И вознаграждала Савосю за любовь тем, что окружала его всевозможными попечениями. Ветру не давала на него венуть, любимые его блюда наперечет знала и нарочно по коридору лишний раз пробегала (хотя дела у нее всегда по горло было) на случай, не выглянет ли Савося из комнат.
Детей им бог не дал, копить было не для кого. Таким образом, они имели полную возможность жить исключительно для себя. Конечно, божьего добра зря не транжирили, но и не скопидомствовали, а только всемерно друг друга холили, чувствуя, как мягко подхватывает их волна за волной, и зная наперед, что и конца этим ласкающим волнам не предвидится.
И крестьяне, и дворовые не могли нахвалиться ими; говорили: «У нас не господа, а ангелы». Никого они не обременяли ни непосильной работой, ни оброками, а довольствовались тем и другим лишь в той мере, в какой это было нужно, чтоб в господском доме полная чаша была. И чтобы не в одних господских покоях, но и в застольной, и на скотном и конном дворах — везде чтобы изобилие и сытость царствовали. Чтобы девка — так девка, корова — так корова, петух — так петух, — вот у нас как!
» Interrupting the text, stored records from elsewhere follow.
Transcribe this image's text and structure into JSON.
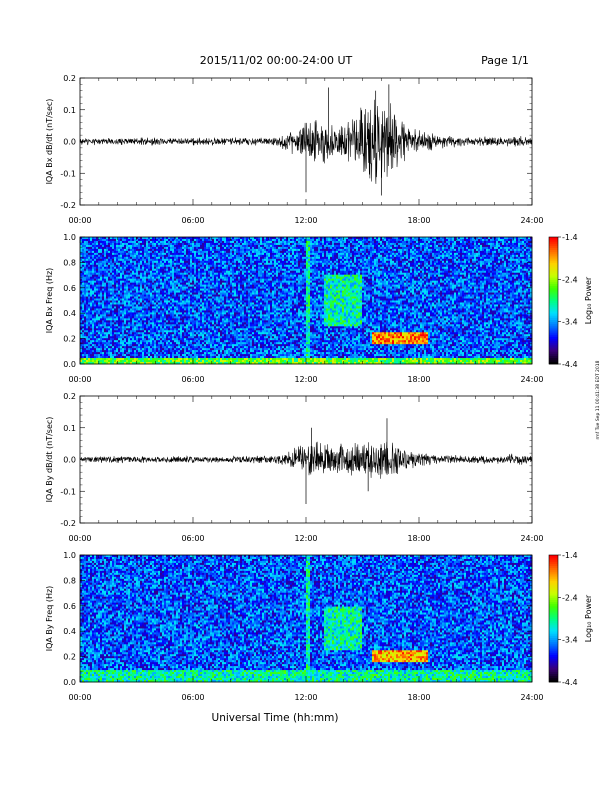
{
  "header": {
    "title": "2015/11/02  00:00-24:00 UT",
    "page": "Page 1/1"
  },
  "footer": {
    "xlabel": "Universal Time (hh:mm)",
    "stamp": "rmf Tue Sep 11 00:41:38 EDT 2018"
  },
  "colorbar": {
    "label": "Log₁₀ Power",
    "ticks": [
      "-1.4",
      "-2.4",
      "-3.4",
      "-4.4"
    ],
    "colors": [
      "#000000",
      "#3a007a",
      "#0000ff",
      "#0078ff",
      "#00e0ff",
      "#00ff80",
      "#40ff00",
      "#c8ff00",
      "#ffd000",
      "#ff6a00",
      "#ff0000"
    ]
  },
  "chart_data": [
    {
      "type": "line",
      "ylabel": "IQA Bx dB/dt (nT/sec)",
      "xticks": [
        "00:00",
        "06:00",
        "12:00",
        "18:00",
        "24:00"
      ],
      "xlim": [
        0,
        24
      ],
      "ylim": [
        -0.2,
        0.2
      ],
      "yticks": [
        "0.2",
        "0.1",
        "0.0",
        "-0.1",
        "-0.2"
      ],
      "envelope": {
        "hours": [
          0,
          2,
          4,
          6,
          8,
          10,
          10.5,
          11,
          11.5,
          12,
          12.5,
          13,
          13.5,
          14,
          14.5,
          15,
          15.5,
          16,
          16.5,
          17,
          17.5,
          18,
          19,
          20,
          22,
          23.5,
          24
        ],
        "amplitude": [
          0.012,
          0.013,
          0.014,
          0.013,
          0.013,
          0.014,
          0.02,
          0.03,
          0.05,
          0.07,
          0.08,
          0.09,
          0.07,
          0.06,
          0.08,
          0.12,
          0.14,
          0.15,
          0.13,
          0.09,
          0.06,
          0.04,
          0.025,
          0.018,
          0.016,
          0.02,
          0.012
        ]
      },
      "peaks": [
        {
          "hour": 12.0,
          "value": -0.16
        },
        {
          "hour": 13.2,
          "value": 0.17
        },
        {
          "hour": 15.7,
          "value": 0.16
        },
        {
          "hour": 16.4,
          "value": 0.18
        },
        {
          "hour": 16.0,
          "value": -0.17
        }
      ]
    },
    {
      "type": "heatmap",
      "ylabel": "IQA Bx Freq (Hz)",
      "xticks": [
        "00:00",
        "06:00",
        "12:00",
        "18:00",
        "24:00"
      ],
      "xlim": [
        0,
        24
      ],
      "ylim": [
        0.0,
        1.0
      ],
      "yticks": [
        "1.0",
        "0.8",
        "0.6",
        "0.4",
        "0.2",
        "0.0"
      ],
      "zlim": [
        -4.4,
        -1.4
      ],
      "features": [
        {
          "name": "background",
          "hours": [
            0,
            24
          ],
          "freq": [
            0.0,
            1.0
          ],
          "log_power": -3.6
        },
        {
          "name": "low-frequency band",
          "hours": [
            0,
            24
          ],
          "freq": [
            0.0,
            0.05
          ],
          "log_power": -2.6
        },
        {
          "name": "pulsation event",
          "hours": [
            15.5,
            18.5
          ],
          "freq": [
            0.15,
            0.25
          ],
          "log_power": -1.8
        },
        {
          "name": "weak emission",
          "hours": [
            13.0,
            15.0
          ],
          "freq": [
            0.3,
            0.7
          ],
          "log_power": -3.0
        },
        {
          "name": "broadband burst",
          "hours": [
            12.0,
            12.2
          ],
          "freq": [
            0.0,
            1.0
          ],
          "log_power": -3.0
        }
      ]
    },
    {
      "type": "line",
      "ylabel": "IQA By dB/dt (nT/sec)",
      "xticks": [
        "00:00",
        "06:00",
        "12:00",
        "18:00",
        "24:00"
      ],
      "xlim": [
        0,
        24
      ],
      "ylim": [
        -0.2,
        0.2
      ],
      "yticks": [
        "0.2",
        "0.1",
        "0.0",
        "-0.1",
        "-0.2"
      ],
      "envelope": {
        "hours": [
          0,
          2,
          4,
          6,
          8,
          10,
          10.5,
          11,
          11.5,
          12,
          12.5,
          13,
          13.5,
          14,
          14.5,
          15,
          15.5,
          16,
          16.5,
          17,
          17.5,
          18,
          19,
          20,
          22,
          23.5,
          24
        ],
        "amplitude": [
          0.011,
          0.012,
          0.012,
          0.012,
          0.012,
          0.014,
          0.02,
          0.03,
          0.045,
          0.06,
          0.065,
          0.06,
          0.055,
          0.05,
          0.06,
          0.07,
          0.075,
          0.08,
          0.07,
          0.05,
          0.035,
          0.025,
          0.018,
          0.015,
          0.014,
          0.02,
          0.011
        ]
      },
      "peaks": [
        {
          "hour": 12.0,
          "value": -0.14
        },
        {
          "hour": 12.3,
          "value": 0.1
        },
        {
          "hour": 16.3,
          "value": 0.13
        },
        {
          "hour": 15.3,
          "value": -0.1
        }
      ]
    },
    {
      "type": "heatmap",
      "ylabel": "IQA By Freq (Hz)",
      "xticks": [
        "00:00",
        "06:00",
        "12:00",
        "18:00",
        "24:00"
      ],
      "xlim": [
        0,
        24
      ],
      "ylim": [
        0.0,
        1.0
      ],
      "yticks": [
        "1.0",
        "0.8",
        "0.6",
        "0.4",
        "0.2",
        "0.0"
      ],
      "zlim": [
        -4.4,
        -1.4
      ],
      "features": [
        {
          "name": "background",
          "hours": [
            0,
            24
          ],
          "freq": [
            0.0,
            1.0
          ],
          "log_power": -3.6
        },
        {
          "name": "low-frequency band",
          "hours": [
            0,
            24
          ],
          "freq": [
            0.0,
            0.1
          ],
          "log_power": -3.0
        },
        {
          "name": "pulsation event",
          "hours": [
            15.5,
            18.5
          ],
          "freq": [
            0.15,
            0.25
          ],
          "log_power": -1.9
        },
        {
          "name": "weak emission",
          "hours": [
            13.0,
            15.0
          ],
          "freq": [
            0.25,
            0.6
          ],
          "log_power": -3.0
        },
        {
          "name": "broadband burst",
          "hours": [
            12.0,
            12.2
          ],
          "freq": [
            0.0,
            1.0
          ],
          "log_power": -3.0
        }
      ]
    }
  ]
}
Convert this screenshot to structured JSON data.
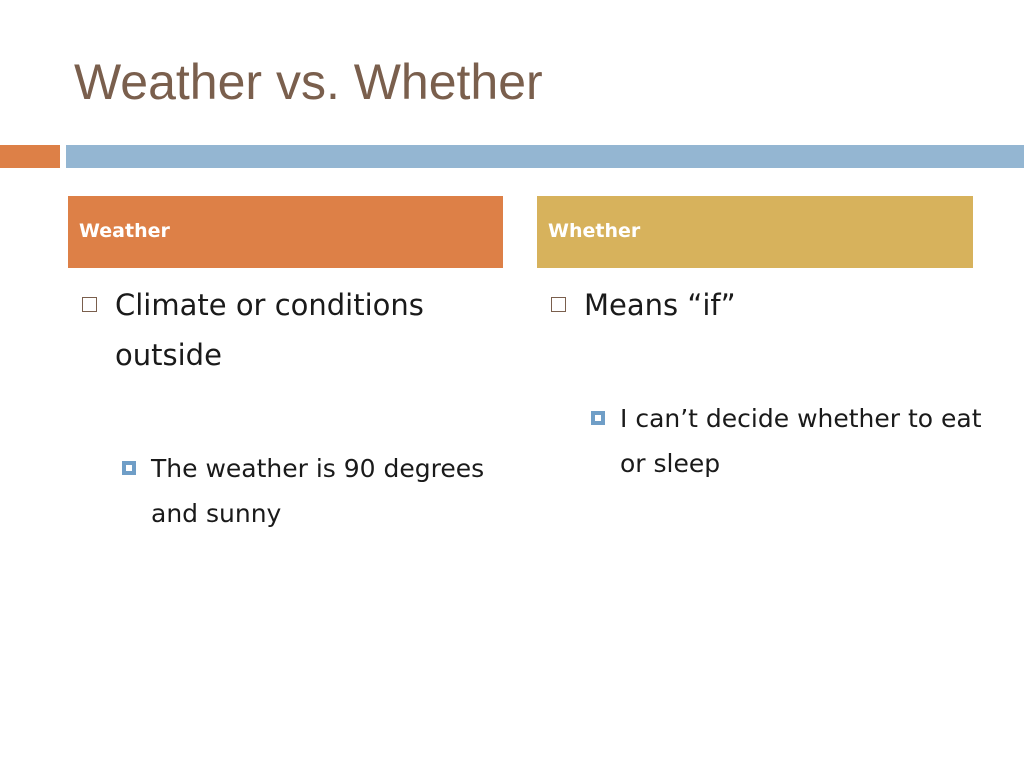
{
  "slide": {
    "title": "Weather vs. Whether"
  },
  "colors": {
    "title": "#7a5f4d",
    "accent_left": "#dd8047",
    "accent_right": "#94b6d2",
    "header_left": "#dd8047",
    "header_right": "#d7b25c"
  },
  "columns": [
    {
      "header": "Weather",
      "bullets": [
        {
          "text": "Climate or conditions outside",
          "sub": [
            "The weather is 90 degrees and sunny"
          ]
        }
      ]
    },
    {
      "header": "Whether",
      "bullets": [
        {
          "text": "Means “if”",
          "sub": [
            "I can’t decide whether to eat or sleep"
          ]
        }
      ]
    }
  ]
}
Денег в доме Око́нцевых в обращении мало водилось. Было у Арины Михайловны «маменькино приданое», но оно хранилось в «Совете»*, и проценты с него ежегодно присовокуплялись к капиталу. Что касается до текущего дохода, то он почти всецело получался натуральными произведениями, из которых только малая часть поступала в продажу. Вообще на деньги Око́нцевы смотрели как на что-то исключительное, волшебное, долженствующее прийти на выручку в «черный день». Для обихода на наличные деньги приобреталась только бакалея и материал для одежды, и все «покупное» расходовалось до крайности расчетливо и даже скупо. Кассой заведовал Севастьян Игнатьич, который приходил в неописанное волнение всякий раз, когда предстоял по хозяйству денежный расход. Раза два в год он усчитывал себя, и ежели оказывался излишек, то супруги уезжали на короткое время в Москву (в «Совет»), где Севастьян Игнатьич вел переговоры с приказными, что-то «вынимал» и что-то «клал», но при этом вел свои операции в таком секрете, что никогда ни один сосед не пронюхал, что у Око́нцевых пахнет деньгами, и не попросил взаймы.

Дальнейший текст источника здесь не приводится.